The PCU has doubled in size in the last five years, with the appointment of five new professors and the acquisition of over £42m of research funds. We are one of the most productive primary care units in the UK, with a high volume of publications in peer reviewed scientific journals and a high level of impact on clinicians, NICE guidelines, central and local government health policies and the work of charities and NGOs plus a wide range of activities to inform the public and patients and carers.
Introducing our research
The Unit has established itself as one of the UK’s strongest research groupings in behavioural science and primary care, and has built an international reputation for its work on the development and trial evaluation of theory-based preventive interventions, particularly in the areas of diabetes and cardiovascular disease.
The research strategy of the Primary Care Unit is core to that of the overall Department of Public Health and Primary Care. We focus on understanding the determinants of behaviour, translating knowledge about risk factors and mechanisms into preventative and management strategies for chronic diseases, and testing these strategies in populations and settings representative of primary care. Particular areas of interest are risk communication, behaviour change, and randomised controlled trials of interventions in primary care settings.
Our research is organised into five research areas: Behaviour and Health,Cardiovascular Disease and Diabetes, Cancer, Health Services Research and End of Life Care.
Our research has had a major impact on primary care practice and health policy. It has influenced national and international guidelines on atrial fibrillation, heart failure, hypertension, diabetes, and end of life care. It has informed government policy (e.g. on alcohol use) and underpinned the way in which quality of care in general practice is now measured. Examples of key studies include MoleMate, which was a randomised trial of different ways for primary care to diagnose melanoma, and ADDITION-Cambridge, which was the first randomised trial of screening for type 2 diabetes.
Our training and teaching
The Primary Care Unit plays a major role in organising, delivering and quality assuring teaching for student doctors at the University of Cambridge. This is coordinated by the General Practice Education Group within the Unit. The integration of research and teaching adds value to the research through testing in the applied world.
The Primary Care Unit contributes to a range of programmes in the Department and Clinical School. The University of Cambridge admits about 280 students a year to read Medicine. The Clinical School also runs MB/PhD programmes and a 4-year Graduate entry programme. The PCU makes a substantial ongoing contribution through members of its General Practice Education Group (GPEG), working with approximately 100 general practices around the Eastern region, who deliver practice-based teaching.
Over this time period, there has been a parallel expansion of our research training: We have trained, or are training, 17 junior academic general practitioners through the NIHR Academic Clinical Fellowship (ACF) Scheme; notably they have published over 30 papers from their ACF research.

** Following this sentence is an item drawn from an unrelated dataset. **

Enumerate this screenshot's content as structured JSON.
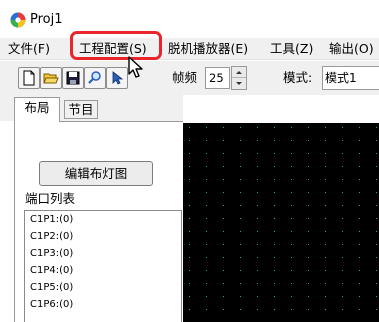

The Primary Care Unit has developed a bespoke Masters in Primary Care Research and contributes to two Departmental Masters Courses (the MPhil in Epidemiology and the MPhil in Public Health). We are a site for Academic Clinical Training Fellows at both pre and post doctorate levels. There is an integrated education programme for doctoral and pre-doctoral postgraduate students – 19 PhDs were awarded during 2008-13 in primary care, and we currently have 15 further students registered for PhDs.

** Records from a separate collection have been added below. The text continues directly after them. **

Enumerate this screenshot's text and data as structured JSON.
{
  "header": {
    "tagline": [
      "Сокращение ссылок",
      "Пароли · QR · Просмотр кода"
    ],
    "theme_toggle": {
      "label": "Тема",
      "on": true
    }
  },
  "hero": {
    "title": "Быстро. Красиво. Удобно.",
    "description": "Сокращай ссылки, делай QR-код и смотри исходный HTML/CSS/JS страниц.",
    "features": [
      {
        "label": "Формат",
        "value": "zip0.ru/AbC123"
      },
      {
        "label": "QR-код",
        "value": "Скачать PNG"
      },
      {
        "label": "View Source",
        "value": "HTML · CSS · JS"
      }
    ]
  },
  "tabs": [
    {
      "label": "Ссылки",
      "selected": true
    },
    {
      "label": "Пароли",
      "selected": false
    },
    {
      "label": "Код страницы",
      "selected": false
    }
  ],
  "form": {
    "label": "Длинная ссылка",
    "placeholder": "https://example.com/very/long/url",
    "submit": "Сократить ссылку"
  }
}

Our strategic partnerships
We benefit from strategic partnerships within Cambridge, nationally, and internationally. Within Cambridge, we work with other units and departments across the University that have complementary skills to our own, for example in conducting trials, measuring behaviour, statistics, development of innovative diagnostic tests and neuroscience. Nationally; we collaborate with other Universities including Bristol, Durham, Exeter, Oxford, Leicester, Nottingham, Edinburgh and KCL. We have published 135 papers with international co-authors, and hold research grants with overseas co-applicants that total over £32m.
The voices of patients and service users
The voices of patients and service users are central in shaping our research at all stages: deciding the research questions, developing research proposals (including study design), phrasing of documents, monitoring research progress, supporting data analysis and interpretation and joint authorship of papers and conference presentations.

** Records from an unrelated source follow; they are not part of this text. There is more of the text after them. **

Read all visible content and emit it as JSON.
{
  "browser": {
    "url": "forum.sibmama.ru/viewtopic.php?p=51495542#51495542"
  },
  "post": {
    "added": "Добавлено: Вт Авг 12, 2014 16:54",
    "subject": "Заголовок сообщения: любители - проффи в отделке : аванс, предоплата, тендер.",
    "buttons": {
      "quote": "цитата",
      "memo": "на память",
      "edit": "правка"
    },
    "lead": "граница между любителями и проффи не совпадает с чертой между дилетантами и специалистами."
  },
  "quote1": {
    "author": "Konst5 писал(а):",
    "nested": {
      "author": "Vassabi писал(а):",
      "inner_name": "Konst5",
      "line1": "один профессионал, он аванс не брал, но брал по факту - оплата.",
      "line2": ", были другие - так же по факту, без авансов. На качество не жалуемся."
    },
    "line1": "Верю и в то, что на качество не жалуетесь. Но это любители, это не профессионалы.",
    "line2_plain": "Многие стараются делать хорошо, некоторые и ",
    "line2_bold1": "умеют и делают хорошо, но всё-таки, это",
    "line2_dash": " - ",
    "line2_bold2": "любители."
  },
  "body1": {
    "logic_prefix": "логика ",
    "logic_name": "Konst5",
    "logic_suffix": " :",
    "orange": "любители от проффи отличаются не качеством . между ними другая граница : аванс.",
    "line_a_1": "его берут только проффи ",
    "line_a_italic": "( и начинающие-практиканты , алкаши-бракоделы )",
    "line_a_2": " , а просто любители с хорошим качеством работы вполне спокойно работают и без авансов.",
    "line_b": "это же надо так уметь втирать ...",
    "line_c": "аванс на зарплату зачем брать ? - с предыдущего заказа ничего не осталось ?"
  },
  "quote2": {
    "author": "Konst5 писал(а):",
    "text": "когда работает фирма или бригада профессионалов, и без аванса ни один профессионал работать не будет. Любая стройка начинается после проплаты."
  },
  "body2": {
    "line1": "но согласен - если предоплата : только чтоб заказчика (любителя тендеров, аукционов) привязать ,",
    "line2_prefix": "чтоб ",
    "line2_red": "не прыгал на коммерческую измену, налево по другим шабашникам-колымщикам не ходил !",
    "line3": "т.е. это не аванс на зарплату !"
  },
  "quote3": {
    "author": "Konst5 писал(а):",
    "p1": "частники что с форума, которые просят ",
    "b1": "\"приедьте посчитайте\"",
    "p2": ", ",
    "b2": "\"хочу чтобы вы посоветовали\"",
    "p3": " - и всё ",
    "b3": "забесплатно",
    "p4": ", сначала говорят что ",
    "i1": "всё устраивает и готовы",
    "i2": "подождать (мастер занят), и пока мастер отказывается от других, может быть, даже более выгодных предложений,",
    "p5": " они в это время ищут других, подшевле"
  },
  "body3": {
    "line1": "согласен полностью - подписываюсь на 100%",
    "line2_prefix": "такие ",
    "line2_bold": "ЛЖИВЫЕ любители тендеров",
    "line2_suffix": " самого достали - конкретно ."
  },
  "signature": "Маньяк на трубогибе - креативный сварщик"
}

We actively engage with the wider public through open meetings, presentations to support groups and engagement with the media.
Our goal for the next five years is to continue to undertake multidisciplinary, collaborative, patient-centred research addressing NHS priorities, using the wide range of research expertise within Cambridge, nationally and internationally. Through our teaching and training programmes, we will increase the critical mass of high quality well-trained primary care scientists, including general practitioners, maintain an attractive and effective training environment and recruit strong candidates to study with us.